Luke Selkirk’s camera flashed and snapped Banks out of his trance-like state. Faye was wielding her camcorder now. The other man in the room turned and spoke for the first time: Detective Chief Inspector Ken Blackstone of the West Yorkshire Police, looking immaculate as ever, even in his protective clothing. Gray hair curled over his ears, and his wire-rimmed glasses magnified his sharp eyes.

“Alan,” he said, in a voice like a sigh. “Like a fucking abattoir, isn’t it?”

“A fine start to the week. When did you get here?”

“Four forty-four.”

Blackstone lived out Lawnswood way, and it wouldn’t have taken him more than half an hour to get to The Hill, if that. Banks, heading the North Yorkshire team, was glad that Blackstone was running West Yorkshire’s part of their joint operation, dubbed the “Chameleon” squad because the killer, thus far, had managed to adapt, blend into the night and go unnoticed. Often, working together involved ego problems and incompatible personalities, but Banks and Blackstone had known each other for eight or nine years and had always worked well together. They got on socially, too, with a mutual fondness for pubs, Indian food and female jazz singers.

“Have you talked to the paramedics?” Banks asked.

“Yes,” said Blackstone. “They said they checked the girl for signs of life and found none, so they left her undisturbed. PC Morrisey was dead, too. Terence Payne was handcuffed to the pipe over there. His head was badly beaten, but he was still breathing, so they carted him off to hospital sharpish. There’s been some contamination of the scene – mostly to the position of Morrisey’s body – but it’s minimal, given the unusual circumstances.”

“Trouble is, Ken, we’ve got two crime scenes overlapping here – maybe three, if you count what happened to Payne.” He paused. “Four, if you count Lucy Payne upstairs. That’ll cause problems. Where’s Stefan?” Detective Sergeant Stefan Nowak was their Crime Scene Co-coordinator, new to the Western Division HQ in Eastvale, and brought into the team by Banks, who had been quickly impressed by his abilities. Banks didn’t envy Stefan his job right now.

“Around somewhere,” said Blackstone. “Last time I saw him, he was heading upstairs.”
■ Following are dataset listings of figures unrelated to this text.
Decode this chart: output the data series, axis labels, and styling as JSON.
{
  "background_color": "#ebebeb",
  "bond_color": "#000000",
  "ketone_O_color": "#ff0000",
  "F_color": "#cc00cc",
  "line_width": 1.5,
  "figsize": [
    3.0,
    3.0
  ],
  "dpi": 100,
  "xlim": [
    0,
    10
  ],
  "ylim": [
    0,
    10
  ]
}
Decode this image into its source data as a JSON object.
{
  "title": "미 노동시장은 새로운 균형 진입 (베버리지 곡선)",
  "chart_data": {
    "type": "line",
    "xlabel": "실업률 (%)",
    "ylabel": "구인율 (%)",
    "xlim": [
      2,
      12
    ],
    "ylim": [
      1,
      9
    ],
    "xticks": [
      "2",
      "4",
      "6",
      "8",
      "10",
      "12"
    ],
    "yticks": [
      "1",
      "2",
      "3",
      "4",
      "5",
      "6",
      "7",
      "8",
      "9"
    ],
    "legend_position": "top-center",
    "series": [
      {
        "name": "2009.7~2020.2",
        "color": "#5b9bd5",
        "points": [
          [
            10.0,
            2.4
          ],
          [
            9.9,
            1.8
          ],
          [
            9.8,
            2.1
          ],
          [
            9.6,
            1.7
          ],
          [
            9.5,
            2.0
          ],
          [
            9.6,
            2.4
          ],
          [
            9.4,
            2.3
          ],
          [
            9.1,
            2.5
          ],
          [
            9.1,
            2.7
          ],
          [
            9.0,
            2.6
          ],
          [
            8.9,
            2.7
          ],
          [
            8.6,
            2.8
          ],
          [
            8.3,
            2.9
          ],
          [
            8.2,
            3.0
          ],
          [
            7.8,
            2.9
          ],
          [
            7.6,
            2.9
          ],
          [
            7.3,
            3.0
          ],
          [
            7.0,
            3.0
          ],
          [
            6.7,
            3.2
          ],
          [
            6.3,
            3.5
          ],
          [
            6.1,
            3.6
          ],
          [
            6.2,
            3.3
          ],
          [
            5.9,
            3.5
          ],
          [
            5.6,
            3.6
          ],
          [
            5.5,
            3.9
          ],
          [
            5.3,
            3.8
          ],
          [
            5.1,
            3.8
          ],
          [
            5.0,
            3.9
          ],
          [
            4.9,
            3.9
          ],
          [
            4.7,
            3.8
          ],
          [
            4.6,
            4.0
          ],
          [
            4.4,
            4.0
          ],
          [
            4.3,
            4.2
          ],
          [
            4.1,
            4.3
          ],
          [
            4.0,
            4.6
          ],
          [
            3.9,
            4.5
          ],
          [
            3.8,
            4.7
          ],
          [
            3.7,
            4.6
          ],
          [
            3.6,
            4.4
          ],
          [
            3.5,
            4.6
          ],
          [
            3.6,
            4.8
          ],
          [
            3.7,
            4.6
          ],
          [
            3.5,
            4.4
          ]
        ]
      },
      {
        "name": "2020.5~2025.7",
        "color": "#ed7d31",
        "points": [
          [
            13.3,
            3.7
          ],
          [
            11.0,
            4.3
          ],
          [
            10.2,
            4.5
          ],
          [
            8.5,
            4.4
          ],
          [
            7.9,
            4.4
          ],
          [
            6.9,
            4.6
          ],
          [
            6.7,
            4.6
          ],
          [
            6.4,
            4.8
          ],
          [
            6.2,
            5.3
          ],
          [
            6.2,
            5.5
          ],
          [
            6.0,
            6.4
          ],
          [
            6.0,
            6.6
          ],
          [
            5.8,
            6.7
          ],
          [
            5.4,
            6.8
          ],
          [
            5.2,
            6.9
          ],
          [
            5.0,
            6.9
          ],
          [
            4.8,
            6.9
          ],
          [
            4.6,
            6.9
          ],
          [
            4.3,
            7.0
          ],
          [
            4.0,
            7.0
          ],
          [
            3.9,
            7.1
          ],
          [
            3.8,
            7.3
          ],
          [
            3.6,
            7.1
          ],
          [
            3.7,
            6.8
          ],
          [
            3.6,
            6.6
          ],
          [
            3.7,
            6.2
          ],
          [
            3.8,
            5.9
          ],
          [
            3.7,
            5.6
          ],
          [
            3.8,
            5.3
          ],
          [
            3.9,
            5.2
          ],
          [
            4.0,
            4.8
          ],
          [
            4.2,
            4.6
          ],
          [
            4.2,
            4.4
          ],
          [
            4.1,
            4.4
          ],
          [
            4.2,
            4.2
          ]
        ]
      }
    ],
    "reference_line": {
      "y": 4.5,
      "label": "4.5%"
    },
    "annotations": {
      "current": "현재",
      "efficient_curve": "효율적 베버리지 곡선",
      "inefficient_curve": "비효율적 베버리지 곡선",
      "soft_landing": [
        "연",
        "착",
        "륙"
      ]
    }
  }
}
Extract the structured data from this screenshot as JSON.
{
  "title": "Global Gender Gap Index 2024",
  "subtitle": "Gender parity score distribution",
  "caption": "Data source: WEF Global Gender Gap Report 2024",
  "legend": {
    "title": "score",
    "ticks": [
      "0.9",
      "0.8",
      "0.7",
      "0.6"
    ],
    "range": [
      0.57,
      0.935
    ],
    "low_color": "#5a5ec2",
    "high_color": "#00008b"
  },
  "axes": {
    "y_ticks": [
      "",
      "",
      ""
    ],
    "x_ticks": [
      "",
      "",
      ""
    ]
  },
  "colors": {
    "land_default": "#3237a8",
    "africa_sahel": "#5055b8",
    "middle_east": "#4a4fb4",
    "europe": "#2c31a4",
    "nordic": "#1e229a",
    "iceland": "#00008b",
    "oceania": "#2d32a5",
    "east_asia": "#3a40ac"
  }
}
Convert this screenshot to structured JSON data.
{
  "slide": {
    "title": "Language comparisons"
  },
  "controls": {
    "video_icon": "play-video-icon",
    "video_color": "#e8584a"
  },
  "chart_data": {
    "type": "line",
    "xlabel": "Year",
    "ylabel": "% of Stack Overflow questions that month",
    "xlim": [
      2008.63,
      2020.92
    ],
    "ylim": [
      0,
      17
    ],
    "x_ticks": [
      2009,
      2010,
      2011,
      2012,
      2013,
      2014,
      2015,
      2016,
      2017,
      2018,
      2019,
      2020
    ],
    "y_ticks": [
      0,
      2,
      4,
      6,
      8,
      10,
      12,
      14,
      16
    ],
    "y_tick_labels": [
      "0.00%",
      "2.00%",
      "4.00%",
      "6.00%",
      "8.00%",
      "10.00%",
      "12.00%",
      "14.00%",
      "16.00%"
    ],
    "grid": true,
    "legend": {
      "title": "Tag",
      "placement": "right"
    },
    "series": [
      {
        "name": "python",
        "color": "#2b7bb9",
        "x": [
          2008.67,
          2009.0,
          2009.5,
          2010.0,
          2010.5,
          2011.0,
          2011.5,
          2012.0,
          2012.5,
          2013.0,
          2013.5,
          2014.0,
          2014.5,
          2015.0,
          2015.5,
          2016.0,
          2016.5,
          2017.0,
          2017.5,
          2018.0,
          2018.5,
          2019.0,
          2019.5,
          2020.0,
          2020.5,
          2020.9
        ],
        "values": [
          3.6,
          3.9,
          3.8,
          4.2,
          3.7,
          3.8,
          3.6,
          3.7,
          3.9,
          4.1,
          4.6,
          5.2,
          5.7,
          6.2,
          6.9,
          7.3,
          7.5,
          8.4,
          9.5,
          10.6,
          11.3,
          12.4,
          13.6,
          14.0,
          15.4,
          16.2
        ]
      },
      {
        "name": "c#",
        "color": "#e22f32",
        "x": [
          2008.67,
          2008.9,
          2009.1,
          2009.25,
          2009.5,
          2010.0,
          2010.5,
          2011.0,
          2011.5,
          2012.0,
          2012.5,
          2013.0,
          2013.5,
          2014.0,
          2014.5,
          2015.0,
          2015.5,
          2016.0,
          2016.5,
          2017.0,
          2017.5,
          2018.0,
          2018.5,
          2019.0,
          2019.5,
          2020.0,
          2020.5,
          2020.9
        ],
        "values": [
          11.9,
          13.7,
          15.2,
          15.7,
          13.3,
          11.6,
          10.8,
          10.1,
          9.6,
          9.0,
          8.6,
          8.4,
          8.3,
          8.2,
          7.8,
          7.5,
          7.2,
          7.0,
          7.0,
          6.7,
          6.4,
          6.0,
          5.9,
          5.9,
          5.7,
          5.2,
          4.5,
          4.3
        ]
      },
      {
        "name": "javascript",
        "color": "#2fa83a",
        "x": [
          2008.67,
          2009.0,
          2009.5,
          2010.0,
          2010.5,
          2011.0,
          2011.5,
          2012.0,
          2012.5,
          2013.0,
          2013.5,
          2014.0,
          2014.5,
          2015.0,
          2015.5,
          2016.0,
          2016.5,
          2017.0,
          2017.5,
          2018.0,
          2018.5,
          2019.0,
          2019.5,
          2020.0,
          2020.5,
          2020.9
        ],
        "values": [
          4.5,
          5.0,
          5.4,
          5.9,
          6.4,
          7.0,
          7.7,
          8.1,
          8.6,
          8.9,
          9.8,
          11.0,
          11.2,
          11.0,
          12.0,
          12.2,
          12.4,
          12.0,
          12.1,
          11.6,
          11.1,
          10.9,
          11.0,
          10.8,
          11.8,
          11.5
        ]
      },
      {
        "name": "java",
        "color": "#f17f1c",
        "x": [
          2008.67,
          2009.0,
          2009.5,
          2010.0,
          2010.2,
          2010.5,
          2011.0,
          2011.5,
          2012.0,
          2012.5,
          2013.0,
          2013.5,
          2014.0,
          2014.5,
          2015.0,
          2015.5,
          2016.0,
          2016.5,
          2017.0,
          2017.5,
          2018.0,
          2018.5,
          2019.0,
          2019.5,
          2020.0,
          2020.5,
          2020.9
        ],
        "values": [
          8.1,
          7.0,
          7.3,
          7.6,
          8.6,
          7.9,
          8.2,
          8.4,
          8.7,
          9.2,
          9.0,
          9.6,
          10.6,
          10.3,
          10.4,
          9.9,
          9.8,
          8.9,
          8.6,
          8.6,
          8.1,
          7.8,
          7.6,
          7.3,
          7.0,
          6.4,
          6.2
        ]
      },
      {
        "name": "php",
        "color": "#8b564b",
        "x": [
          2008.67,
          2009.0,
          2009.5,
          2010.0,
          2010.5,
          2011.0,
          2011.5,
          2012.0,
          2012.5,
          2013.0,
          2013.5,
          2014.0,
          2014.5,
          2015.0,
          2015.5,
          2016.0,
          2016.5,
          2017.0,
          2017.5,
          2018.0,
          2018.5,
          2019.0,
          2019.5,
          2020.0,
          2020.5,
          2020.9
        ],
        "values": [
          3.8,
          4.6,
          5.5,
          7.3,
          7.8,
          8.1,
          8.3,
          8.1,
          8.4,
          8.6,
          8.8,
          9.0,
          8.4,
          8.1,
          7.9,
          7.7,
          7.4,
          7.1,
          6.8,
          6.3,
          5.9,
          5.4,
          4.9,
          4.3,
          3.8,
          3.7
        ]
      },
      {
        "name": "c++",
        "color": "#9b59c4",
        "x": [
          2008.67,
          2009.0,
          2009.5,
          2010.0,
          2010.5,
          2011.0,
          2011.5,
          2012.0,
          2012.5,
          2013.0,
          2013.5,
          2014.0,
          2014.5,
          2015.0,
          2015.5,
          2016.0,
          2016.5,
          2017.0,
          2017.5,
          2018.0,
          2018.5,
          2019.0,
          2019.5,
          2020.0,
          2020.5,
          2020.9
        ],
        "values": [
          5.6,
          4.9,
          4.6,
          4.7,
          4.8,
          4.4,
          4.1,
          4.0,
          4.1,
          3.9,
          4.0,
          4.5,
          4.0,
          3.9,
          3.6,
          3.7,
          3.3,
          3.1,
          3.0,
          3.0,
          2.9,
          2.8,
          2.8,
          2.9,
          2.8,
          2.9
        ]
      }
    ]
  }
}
“Anything more you can tell me, Ken?”

“Not much, really. That’ll have to wait until we can talk to PC Taylor in more detail.”

“When might that be?”

“Later today. The paramedics took her off. She’s being treated for shock.”

“I’m not bloody surprised. Have they-”

“Yes. They’ve bagged her clothes and the police surgeon’s been to the hospital to do the necessary.”

Which meant taking fingernail scrapings and swabs from her hands, among other things. One thing it was easy to forget – and a thing everyone might want to forget – was that, for the moment, probationary PC Janet Taylor wasn’t a hero; she was a suspect in a case of excessive use of force. Very nasty indeed.